Nine-piece band PJ Harvey marched onto the Logan Campbell stage to the beat of a military-style snare drum, and proceeded to deliver 90 minutes of highly-choreographed rock 'n' roll theatre, heavily focused on material from the most recent album The Hope 6 Demolition Project. Topics like war and poverty loomed large over proceedings, providing an incendiary charge to an already thrilling performance.
The band, all garbed in black, played a variety of percussion and brass, with former Bad Seed Mick Harvey handling bass and keyboard duties. At one point Terry Edwards played 2 saxophones at once, and the band's leader retreated from centre stage to allow him to vamp all over the finale of 'Dollar Dollar'. It’s not often a brass section receives rapturous applause at a rock gig, but it happened repeatedly last night.
Polly 'PJ' Harvey herself was resplendent in leather mini and feather headdress, sans guitar for the whole show, favouring her new instrument of choice, the saxophone. She danced, at times emulating Elvis Presley, she drew the crowd in with a whisper then pinned them back with a howl. Her voice is as fine as it’s ever been, soaring in the upper register for most of the set’s beginning, then later dropping down to a deep moan, reminding us that, 'oh yeah, she can do that, too'.

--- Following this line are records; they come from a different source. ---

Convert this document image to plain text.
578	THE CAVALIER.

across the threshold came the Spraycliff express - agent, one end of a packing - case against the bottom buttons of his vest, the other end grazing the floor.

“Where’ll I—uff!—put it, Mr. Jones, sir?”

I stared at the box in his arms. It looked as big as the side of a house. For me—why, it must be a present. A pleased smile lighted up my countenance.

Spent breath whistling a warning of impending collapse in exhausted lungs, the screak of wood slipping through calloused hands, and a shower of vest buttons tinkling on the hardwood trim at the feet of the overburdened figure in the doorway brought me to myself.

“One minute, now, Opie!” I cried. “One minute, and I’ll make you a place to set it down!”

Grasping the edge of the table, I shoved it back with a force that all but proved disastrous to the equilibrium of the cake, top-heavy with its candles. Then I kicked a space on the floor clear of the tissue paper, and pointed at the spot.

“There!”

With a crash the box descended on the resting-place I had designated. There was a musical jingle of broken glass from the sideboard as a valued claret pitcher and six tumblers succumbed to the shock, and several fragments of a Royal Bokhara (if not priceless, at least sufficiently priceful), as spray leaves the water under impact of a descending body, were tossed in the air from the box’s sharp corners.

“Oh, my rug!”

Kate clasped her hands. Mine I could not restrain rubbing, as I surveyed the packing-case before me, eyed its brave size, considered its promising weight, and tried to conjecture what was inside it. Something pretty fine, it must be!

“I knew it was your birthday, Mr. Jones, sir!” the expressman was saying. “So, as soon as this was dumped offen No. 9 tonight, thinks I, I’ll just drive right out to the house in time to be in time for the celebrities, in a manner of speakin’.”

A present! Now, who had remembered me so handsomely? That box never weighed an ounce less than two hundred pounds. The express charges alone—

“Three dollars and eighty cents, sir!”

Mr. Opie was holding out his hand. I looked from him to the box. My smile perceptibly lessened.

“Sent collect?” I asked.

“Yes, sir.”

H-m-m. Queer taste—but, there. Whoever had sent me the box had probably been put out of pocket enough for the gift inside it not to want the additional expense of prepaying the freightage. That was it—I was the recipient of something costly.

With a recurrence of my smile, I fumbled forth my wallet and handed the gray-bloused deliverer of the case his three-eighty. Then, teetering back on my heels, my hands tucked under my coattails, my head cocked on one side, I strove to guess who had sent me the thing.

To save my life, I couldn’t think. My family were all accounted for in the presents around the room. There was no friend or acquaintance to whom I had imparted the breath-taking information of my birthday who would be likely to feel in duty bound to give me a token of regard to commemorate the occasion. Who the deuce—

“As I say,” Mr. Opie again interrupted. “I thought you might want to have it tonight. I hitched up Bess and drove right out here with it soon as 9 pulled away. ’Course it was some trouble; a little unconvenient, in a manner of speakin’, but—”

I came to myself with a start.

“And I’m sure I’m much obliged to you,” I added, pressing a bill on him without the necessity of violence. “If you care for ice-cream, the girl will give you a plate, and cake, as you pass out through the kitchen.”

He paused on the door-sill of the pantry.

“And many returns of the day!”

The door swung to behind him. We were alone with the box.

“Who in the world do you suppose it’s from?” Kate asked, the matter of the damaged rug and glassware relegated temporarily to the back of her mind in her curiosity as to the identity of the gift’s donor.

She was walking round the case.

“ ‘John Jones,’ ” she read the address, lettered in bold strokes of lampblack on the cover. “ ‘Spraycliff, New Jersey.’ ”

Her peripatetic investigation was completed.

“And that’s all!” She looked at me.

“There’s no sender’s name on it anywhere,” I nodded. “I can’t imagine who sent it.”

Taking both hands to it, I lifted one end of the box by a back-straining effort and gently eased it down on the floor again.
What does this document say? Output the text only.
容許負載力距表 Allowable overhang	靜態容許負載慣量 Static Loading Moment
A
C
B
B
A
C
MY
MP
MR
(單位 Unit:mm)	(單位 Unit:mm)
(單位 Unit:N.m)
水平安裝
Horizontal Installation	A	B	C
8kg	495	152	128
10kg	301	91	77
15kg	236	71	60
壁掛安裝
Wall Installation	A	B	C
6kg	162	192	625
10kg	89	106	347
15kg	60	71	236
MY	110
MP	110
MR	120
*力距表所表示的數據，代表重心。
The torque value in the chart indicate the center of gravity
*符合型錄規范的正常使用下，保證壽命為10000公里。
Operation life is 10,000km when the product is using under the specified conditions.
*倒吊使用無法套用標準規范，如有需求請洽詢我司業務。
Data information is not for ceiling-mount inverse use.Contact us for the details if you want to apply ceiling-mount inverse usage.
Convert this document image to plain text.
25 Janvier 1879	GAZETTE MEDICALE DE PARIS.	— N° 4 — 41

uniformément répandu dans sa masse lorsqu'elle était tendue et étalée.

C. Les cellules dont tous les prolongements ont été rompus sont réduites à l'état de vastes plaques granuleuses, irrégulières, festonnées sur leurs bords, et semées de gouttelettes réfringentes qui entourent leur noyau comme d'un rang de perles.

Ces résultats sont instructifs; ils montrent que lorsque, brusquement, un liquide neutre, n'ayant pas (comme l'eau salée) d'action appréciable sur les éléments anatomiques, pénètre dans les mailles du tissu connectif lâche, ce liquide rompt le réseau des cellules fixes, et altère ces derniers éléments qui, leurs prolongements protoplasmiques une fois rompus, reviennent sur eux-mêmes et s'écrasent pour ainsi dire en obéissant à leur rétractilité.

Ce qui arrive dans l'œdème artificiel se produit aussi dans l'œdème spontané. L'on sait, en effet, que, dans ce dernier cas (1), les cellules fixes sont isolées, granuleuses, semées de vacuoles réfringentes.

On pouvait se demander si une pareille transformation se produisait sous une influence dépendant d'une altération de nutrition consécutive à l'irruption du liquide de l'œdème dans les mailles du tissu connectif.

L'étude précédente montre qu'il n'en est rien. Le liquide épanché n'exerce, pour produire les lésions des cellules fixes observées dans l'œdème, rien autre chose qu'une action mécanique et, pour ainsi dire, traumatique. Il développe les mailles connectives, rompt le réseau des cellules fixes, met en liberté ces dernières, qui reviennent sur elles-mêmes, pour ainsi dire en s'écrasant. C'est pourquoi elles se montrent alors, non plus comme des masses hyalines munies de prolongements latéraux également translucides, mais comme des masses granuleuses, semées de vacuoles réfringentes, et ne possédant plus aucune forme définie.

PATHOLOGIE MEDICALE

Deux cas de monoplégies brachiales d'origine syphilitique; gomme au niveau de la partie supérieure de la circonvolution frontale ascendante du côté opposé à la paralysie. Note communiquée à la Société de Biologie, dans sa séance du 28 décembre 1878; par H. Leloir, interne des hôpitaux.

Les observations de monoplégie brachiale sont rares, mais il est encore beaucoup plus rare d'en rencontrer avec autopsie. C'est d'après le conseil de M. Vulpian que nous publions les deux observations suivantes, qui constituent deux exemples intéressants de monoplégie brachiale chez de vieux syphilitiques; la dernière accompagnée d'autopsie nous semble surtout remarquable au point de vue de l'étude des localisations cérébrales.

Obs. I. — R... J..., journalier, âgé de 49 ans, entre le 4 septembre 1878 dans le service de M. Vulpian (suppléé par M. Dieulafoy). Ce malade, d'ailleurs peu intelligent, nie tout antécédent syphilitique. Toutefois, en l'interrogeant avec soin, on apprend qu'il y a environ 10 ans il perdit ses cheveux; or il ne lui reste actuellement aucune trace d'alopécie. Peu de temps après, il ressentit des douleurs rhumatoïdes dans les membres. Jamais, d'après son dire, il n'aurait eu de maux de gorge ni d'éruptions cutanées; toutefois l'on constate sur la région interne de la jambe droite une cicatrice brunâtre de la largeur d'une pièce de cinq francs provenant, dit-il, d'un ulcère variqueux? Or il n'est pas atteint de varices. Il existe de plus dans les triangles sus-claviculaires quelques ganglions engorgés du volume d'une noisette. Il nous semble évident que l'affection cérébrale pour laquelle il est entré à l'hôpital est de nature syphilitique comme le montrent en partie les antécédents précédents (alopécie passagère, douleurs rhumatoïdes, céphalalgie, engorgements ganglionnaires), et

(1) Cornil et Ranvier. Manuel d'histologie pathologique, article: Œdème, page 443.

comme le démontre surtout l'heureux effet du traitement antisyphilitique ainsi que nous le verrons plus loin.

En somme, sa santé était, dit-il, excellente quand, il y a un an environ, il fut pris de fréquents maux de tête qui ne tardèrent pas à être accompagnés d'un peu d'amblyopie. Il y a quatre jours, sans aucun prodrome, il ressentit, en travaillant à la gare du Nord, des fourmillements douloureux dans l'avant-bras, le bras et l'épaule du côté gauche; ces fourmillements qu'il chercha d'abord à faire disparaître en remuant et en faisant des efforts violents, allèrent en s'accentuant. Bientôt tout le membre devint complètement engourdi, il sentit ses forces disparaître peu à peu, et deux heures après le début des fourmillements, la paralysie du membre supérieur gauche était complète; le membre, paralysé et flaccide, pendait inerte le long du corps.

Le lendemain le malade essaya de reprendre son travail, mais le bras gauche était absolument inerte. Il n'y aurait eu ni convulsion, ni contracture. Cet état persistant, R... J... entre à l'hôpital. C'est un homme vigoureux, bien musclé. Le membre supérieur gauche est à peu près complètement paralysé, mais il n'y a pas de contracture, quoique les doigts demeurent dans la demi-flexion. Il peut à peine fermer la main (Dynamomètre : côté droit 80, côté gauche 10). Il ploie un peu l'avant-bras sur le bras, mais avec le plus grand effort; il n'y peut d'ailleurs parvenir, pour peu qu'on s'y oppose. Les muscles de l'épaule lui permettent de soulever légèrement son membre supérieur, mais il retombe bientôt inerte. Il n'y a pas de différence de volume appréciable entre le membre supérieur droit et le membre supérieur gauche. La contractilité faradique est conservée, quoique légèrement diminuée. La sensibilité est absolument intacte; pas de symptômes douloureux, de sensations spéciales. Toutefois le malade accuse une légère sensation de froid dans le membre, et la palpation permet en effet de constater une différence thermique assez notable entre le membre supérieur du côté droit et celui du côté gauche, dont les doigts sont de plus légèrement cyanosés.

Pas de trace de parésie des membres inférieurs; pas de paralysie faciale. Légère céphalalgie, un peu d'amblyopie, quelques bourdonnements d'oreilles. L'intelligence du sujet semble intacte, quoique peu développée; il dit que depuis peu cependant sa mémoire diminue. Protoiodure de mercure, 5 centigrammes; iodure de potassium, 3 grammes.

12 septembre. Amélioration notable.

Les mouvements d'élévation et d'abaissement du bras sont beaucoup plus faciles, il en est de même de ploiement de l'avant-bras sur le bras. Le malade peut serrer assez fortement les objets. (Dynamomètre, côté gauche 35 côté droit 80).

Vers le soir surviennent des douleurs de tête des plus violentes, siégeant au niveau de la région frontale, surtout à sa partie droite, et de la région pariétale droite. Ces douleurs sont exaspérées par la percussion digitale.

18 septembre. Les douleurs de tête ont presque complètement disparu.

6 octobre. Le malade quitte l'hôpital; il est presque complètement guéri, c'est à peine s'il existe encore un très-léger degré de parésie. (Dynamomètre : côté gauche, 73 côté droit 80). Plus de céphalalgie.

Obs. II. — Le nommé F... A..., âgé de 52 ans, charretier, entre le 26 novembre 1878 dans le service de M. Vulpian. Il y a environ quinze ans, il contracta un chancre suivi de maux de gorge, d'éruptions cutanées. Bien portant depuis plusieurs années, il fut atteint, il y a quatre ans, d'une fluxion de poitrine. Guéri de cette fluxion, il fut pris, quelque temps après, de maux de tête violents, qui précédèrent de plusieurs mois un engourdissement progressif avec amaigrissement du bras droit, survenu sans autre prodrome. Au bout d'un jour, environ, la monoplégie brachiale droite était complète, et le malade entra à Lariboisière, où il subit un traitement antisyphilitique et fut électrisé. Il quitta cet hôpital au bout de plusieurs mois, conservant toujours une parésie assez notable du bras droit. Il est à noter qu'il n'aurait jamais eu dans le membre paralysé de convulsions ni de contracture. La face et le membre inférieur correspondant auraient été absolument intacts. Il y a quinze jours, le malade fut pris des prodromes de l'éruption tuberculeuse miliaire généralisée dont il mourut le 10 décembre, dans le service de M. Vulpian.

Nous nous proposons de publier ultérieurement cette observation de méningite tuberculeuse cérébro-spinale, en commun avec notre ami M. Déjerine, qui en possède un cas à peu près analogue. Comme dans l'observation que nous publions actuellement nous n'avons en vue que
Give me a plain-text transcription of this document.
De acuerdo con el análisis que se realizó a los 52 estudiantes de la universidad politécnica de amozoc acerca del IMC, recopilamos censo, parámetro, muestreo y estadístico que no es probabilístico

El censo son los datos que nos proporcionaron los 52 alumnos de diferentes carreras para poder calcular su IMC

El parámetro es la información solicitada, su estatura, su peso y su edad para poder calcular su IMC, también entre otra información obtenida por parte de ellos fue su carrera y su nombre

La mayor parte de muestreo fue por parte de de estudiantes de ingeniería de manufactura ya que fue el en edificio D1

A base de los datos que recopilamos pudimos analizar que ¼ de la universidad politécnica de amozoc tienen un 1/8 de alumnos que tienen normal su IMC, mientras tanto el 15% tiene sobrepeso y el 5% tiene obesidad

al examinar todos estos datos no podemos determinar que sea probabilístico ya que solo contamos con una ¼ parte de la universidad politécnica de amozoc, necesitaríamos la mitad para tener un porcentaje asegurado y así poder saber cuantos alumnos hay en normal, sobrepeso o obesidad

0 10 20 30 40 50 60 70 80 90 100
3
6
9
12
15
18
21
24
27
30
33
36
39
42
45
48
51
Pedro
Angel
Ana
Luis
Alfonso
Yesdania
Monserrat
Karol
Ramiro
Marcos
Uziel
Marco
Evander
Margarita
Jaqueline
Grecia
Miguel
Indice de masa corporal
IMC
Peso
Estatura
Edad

This incarnation of Polly Jean Harvey operates like a conductor, and her band - and we the audience - were in her thrall during the raucous wall of brass that formed the backbone of ‘The Wheel’, and the delicacy of the stately, sombre ‘To Talk To You’. Old favourites ‘50ft Queenie’, ‘Down By The Water’, and ‘To Bring You My Love’ made welcome appearances near the end of the set, as vital tonight as they were 20 years ago, reinvigorated by the new band.
Complaints about the venue were many – the queues to the bar were ridiculously long, and The Logan Campbell Centre has a lot of unfortunately-placed concrete columns - but the performance was so commanding, so finely-wrought, that any negatives were quickly put aside, and the crowd that flocked out onto the streets of Greenlane was nothing short of elated.